К нам Боханов относился требовательно. Посмотрит, бывало, на работу какого-нибудь ученика и скажет нараспев:
– Вы думаете, что это гениально, а это глупо.
Мы не обижались на старика. Был он добрый и беззащитный.
Боханов очень переживал из-за того, что не может наполнить свои лекции идеологическим содержанием, от него этого требовало начальство. Но он прилежно старался. Однажды изрек формулу, которая, как ему казалось, отвечала идеологическим нормам и подходила к его предмету.
– Товарищ Сталин сказал: "Кадры решают все", а в нашем деле кинокадры решают все.
Это была не острота. Это был способ его мышления. Разбирая композицию живописной картины Ярошенко "Всюду жизнь", он говорил так:
– Мы видим вагон. На окнах решетки. Мы понимаем, что это арестантский вагон. Люди, стоящие около окна с решеткой,– заключенные. Все они с интересом смотрят куда-то вниз. Там голуби клюют крошки хлеба. Как расположены голуби? Они образовывают тесный или узкий круг. У этих арестантов узкий круг интересов. А там, в глубине вагона, стоит арестант. Лица его мы не видим. Он стоит к нам спиной, но смотрит он вдаль. У него широкий круг интересов. Широкие горизонты. Он революционер.

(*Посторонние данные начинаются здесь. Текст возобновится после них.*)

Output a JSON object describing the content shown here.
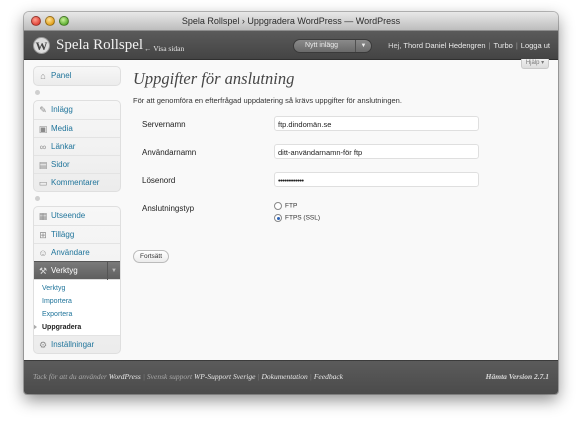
{
  "window": {
    "title": "Spela Rollspel › Uppgradera WordPress — WordPress"
  },
  "header": {
    "site_name": "Spela Rollspel",
    "visit_site": "← Visa sidan",
    "new_post_button": "Nytt inlägg",
    "greeting": "Hej, ",
    "user_name": "Thord Daniel Hedengren",
    "turbo": "Turbo",
    "logout": "Logga ut"
  },
  "help_button": "Hjälp ▾",
  "sidebar": {
    "dashboard": "Panel",
    "group2": [
      "Inlägg",
      "Media",
      "Länkar",
      "Sidor",
      "Kommentarer"
    ],
    "appearance": "Utseende",
    "plugins": "Tillägg",
    "users": "Användare",
    "tools": "Verktyg",
    "tools_sub": [
      "Verktyg",
      "Importera",
      "Exportera",
      "Uppgradera"
    ],
    "settings": "Inställningar"
  },
  "main": {
    "title": "Uppgifter för anslutning",
    "intro": "För att genomföra en efterfrågad uppdatering så krävs uppgifter för anslutningen.",
    "server_label": "Servernamn",
    "server_value": "ftp.dindomän.se",
    "username_label": "Användarnamn",
    "username_value": "ditt-användarnamn-för ftp",
    "password_label": "Lösenord",
    "password_value": "••••••••••••",
    "conn_type_label": "Anslutningstyp",
    "ftp_option": "FTP",
    "ftps_option": "FTPS (SSL)",
    "submit": "Fortsätt"
  },
  "footer": {
    "thanks": "Tack för att du använder ",
    "wordpress": "WordPress",
    "support_prefix": "Svensk support ",
    "support_name": "WP-Support Sverige",
    "docs": "Dokumentation",
    "feedback": "Feedback",
    "version": "Hämta Version 2.7.1"
  }
}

Мы понимали, что это чушь, но не сердились на Боханова, сочувствовали и даже любили его за те действительно ценные советы по композиции, которые от него получали.
Однажды он дал нам задание: сфотографировать социальный портрет (рабочего, крестьянина, интеллигента и т. д.)

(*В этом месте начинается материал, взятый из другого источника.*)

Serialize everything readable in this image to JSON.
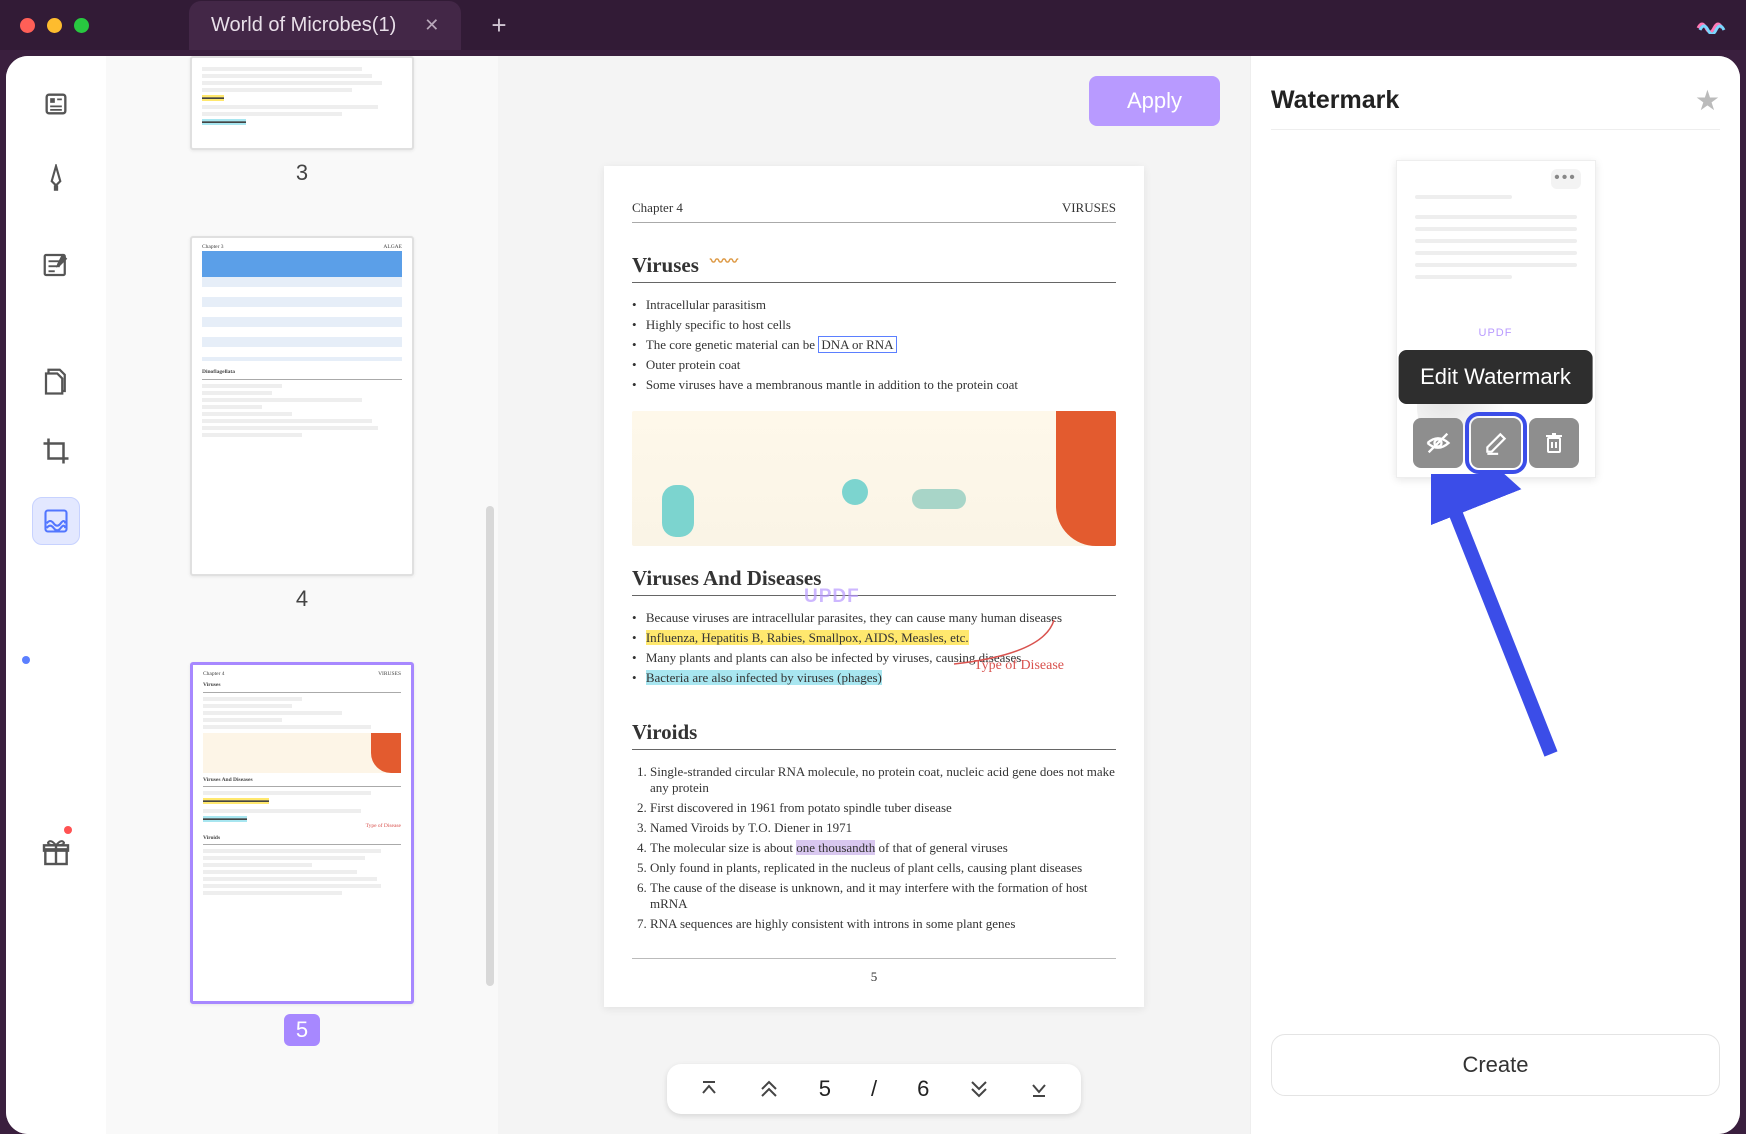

Я снимал натурщика – он вполне сходил за крестьянина, хотя и был коренным москвичом. А студент Ленциус,– кажется, Ленциус – пригласил на съемку настоящего генерала. Боханов зашел в его кабину проверить, как ставится свет, увидел генерала и опешил.
– Что это? – удивился он.
– Генерал,– ответил Ленциус.
– Это, по-вашему, генерал?! – возмутился Боханов.– Посмотрите на его лицо: ни интеллекта, ни мужества. Какая-то пьющая баба!
Генерал не выдержал такого кощунства, поднялся и покинул кабину.

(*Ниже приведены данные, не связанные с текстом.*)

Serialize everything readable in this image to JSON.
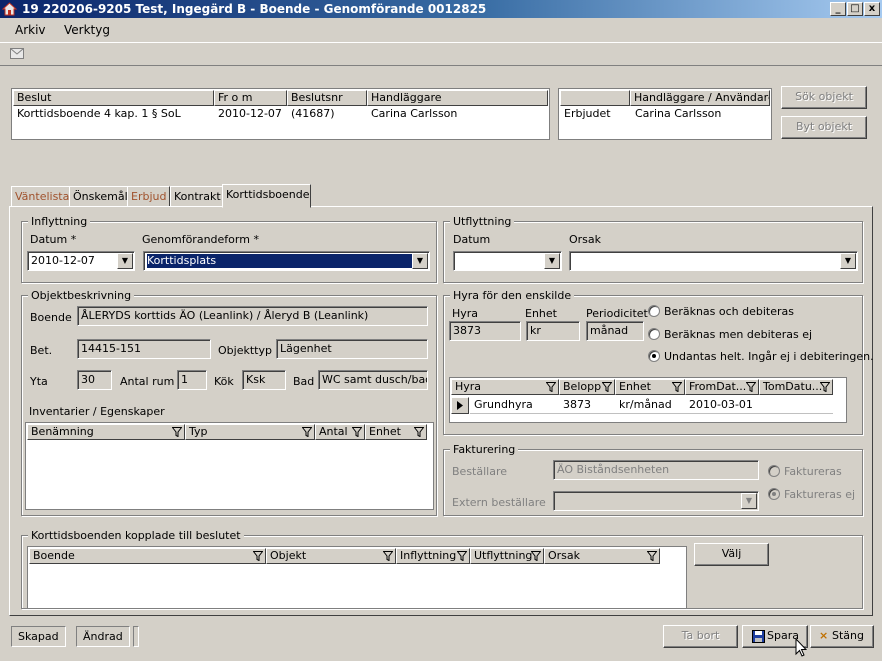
{
  "window": {
    "title": "19 220206-9205  Test, Ingegärd B   -  Boende - Genomförande  0012825",
    "buttons": [
      "_",
      "□",
      "x"
    ]
  },
  "menu": [
    "Arkiv",
    "Verktyg"
  ],
  "beslut_grid": {
    "headers": [
      "Beslut",
      "Fr o m",
      "Beslutsnr",
      "Handläggare"
    ],
    "row": [
      "Korttidsboende  4 kap. 1 § SoL",
      "2010-12-07",
      "(41687)",
      "Carina Carlsson"
    ]
  },
  "handlaggare_grid": {
    "headers": [
      "",
      "Handläggare / Användare"
    ],
    "row": [
      "Erbjudet",
      "Carina Carlsson"
    ]
  },
  "side_buttons": {
    "sok": "Sök objekt",
    "byt": "Byt objekt"
  },
  "tabs": [
    {
      "label": "Väntelista",
      "color": "#a0522d"
    },
    {
      "label": "Önskemål",
      "color": "#000000"
    },
    {
      "label": "Erbjud",
      "color": "#a0522d"
    },
    {
      "label": "Kontrakt",
      "color": "#000000"
    },
    {
      "label": "Korttidsboende",
      "color": "#000000"
    }
  ],
  "inflyttning": {
    "group": "Inflyttning",
    "datum_label": "Datum *",
    "datum_value": "2010-12-07",
    "form_label": "Genomförandeform *",
    "form_value": "Korttidsplats"
  },
  "utflyttning": {
    "group": "Utflyttning",
    "datum_label": "Datum",
    "datum_value": "",
    "orsak_label": "Orsak",
    "orsak_value": ""
  },
  "objekt": {
    "group": "Objektbeskrivning",
    "boende_label": "Boende",
    "boende_value": "ÅLERYDS korttids ÄO (Leanlink) / Åleryd B (Leanlink)",
    "bet_label": "Bet.",
    "bet_value": "14415-151",
    "objekttyp_label": "Objekttyp",
    "objekttyp_value": "Lägenhet",
    "yta_label": "Yta",
    "yta_value": "30",
    "rum_label": "Antal rum",
    "rum_value": "1",
    "kok_label": "Kök",
    "kok_value": "Ksk",
    "bad_label": "Bad",
    "bad_value": "WC samt dusch/bad",
    "inventarier_label": "Inventarier / Egenskaper",
    "inv_headers": [
      "Benämning",
      "Typ",
      "Antal",
      "Enhet"
    ]
  },
  "hyra": {
    "group": "Hyra för den enskilde",
    "hyra_label": "Hyra",
    "hyra_value": "3873",
    "enhet_label": "Enhet",
    "enhet_value": "kr",
    "period_label": "Periodicitet",
    "period_value": "månad",
    "radios": [
      {
        "label": "Beräknas och debiteras",
        "checked": false
      },
      {
        "label": "Beräknas men debiteras ej",
        "checked": false
      },
      {
        "label": "Undantas helt. Ingår ej i debiteringen.",
        "checked": true
      }
    ],
    "grid_headers": [
      "Hyra",
      "Belopp",
      "Enhet",
      "FromDat...",
      "TomDatu..."
    ],
    "grid_row": [
      "Grundhyra",
      "3873",
      "kr/månad",
      "2010-03-01",
      ""
    ]
  },
  "fakturering": {
    "group": "Fakturering",
    "bestallare_label": "Beställare",
    "bestallare_value": "ÄO Biståndsenheten",
    "extern_label": "Extern beställare",
    "extern_value": "",
    "radio_faktureras": "Faktureras",
    "radio_faktureras_ej": "Faktureras ej"
  },
  "kopplade": {
    "group": "Korttidsboenden kopplade till beslutet",
    "headers": [
      "Boende",
      "Objekt",
      "Inflyttning",
      "Utflyttning",
      "Orsak"
    ],
    "valj": "Välj"
  },
  "statusbar": {
    "skapad": "Skapad",
    "andrad": "Ändrad"
  },
  "bottom_buttons": {
    "ta_bort": "Ta bort",
    "spara": "Spara",
    "stang": "Stäng"
  }
}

– Это настоящий генерал,– прошептал Ленциус.
– Как? – не понял Боханов.
– Настоящий, не натурщик! – И Ленциус, выбежал вслед за оскорбленным генералом.
Только теперь Боханов осознал, что произошло, и схватился за свою седую с полинявшей краской голову.
Шухман
Это был маленький, неуверенный в себе человек. Все в нем было мелкое, случайное, боязливое. Он преподавал нам музыку. Его гордость составляло воспоминание о том, что в юности он сочинил пионерскую песенку.
Здравствуй, милая картошка,
Тошка, тошка, тошка!
Низко бьем тебе челом.
Даже дальняя дорожка
Рожка, рожка, рожка!
Пионеру нипочем...
Чем богаты, тому и рады.
Отличительной чертой Шухмана было неумение сосредоточиться на предмете. Мысли его прыгали, как воробышки в летнее утро, с ветки на ветку. Он начинал говорить, скажем, о Скрябине, перескакивал на тему о болезни своей жены, потом опять о Скрябине, а потом об Узбекистане, где он был во время войны в эвакуации. Но тем не менее его, с позволения сказать, лекции были для нас желанны. Причиной этого была его пианистка Олечка Жукова. Она неплохо исполняла многие классические произведения. А я, который никогда не слышал их "живьем", не по радио и не урывками,– во время ее исполнений испытывал благодарное чувство.